ITEM 3. LEGAL PROCEEDINGS
There is no pending litigation of a material nature in which the Company is
involved an no such legal proceedings were terminated during the fourth quarter
of 1995. Furthermore, there are no material proceedings in which any director,
officer or affiliate of the Registrant, or any associate of such director of
officer, is a party, or has a material interest, adverse to the Company. As a
part of its ordinary course of business, the Company may be a party to lawsuits
(such as garnishment proceedings) involving claims to the ownership of funds
in particular accounts and involving the collection of past due accounts.
All such litigation is incidental to the Company's business.

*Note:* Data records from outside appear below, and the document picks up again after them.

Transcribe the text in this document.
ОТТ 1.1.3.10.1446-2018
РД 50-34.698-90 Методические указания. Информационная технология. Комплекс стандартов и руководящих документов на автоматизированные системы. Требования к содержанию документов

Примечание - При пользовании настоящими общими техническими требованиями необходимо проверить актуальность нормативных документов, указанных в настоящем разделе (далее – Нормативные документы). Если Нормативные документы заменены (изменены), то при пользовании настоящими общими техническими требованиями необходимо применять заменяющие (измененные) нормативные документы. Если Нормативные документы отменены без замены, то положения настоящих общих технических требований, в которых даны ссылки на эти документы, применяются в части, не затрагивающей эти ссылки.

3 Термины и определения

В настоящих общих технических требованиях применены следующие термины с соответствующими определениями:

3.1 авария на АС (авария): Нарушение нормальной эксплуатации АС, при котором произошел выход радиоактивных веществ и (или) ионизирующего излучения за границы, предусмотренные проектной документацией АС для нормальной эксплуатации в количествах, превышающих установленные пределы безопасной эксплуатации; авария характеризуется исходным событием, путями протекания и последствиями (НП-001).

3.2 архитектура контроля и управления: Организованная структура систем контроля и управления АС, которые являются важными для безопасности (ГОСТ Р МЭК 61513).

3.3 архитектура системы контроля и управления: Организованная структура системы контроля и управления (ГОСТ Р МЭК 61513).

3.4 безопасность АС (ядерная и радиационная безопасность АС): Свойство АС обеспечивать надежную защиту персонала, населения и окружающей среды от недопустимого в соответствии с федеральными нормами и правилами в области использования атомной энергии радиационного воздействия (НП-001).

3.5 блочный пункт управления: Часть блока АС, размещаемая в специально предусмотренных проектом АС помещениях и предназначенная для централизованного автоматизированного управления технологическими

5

ITEM 4. SUBMISSION OF MATTERS TO A VOTE OF SECURITY HOLDERS
During the fourth quarter of the year ended December 31, 1995, there were no
matters submitted to a vote of security holders.
PART II
ITEM 5. MARKET FOR THE REGISTRANT'S COMMON STOCK AND RELATED
STOCKHOLDER MATTERS
Reference is made to the section titled "Dividend and Market Price Data" on Page
4 of the 1995 Annual Report to Shareholders for the information about the
principal market for the Registrant's Common Stock, market prices, number of
shareholders and dividends, which is incorporated herein by reference.
Reference is made to Note 13, "Restriction of Subsidiary Dividends" on
page 23 of the Annual Report to Shareholders for information concerning
dividend restrictions, which is incorporated herein by reference.
ITEM 6. SELECTED FINANCIAL DATA
Reference is made to the table entitled "Five Year Financial Summary" on page 3
of the 1995 Annual Report to Shareholders, which is incorporated herein by
reference.
ITEM 7. MANAGEMENT'S DISCUSSION AND ANALYSIS OF FINANCIAL CONDITION
AND RESULTS OF OPERATIONS
Reference is made to the section entitled "Management Discussion and Analysis"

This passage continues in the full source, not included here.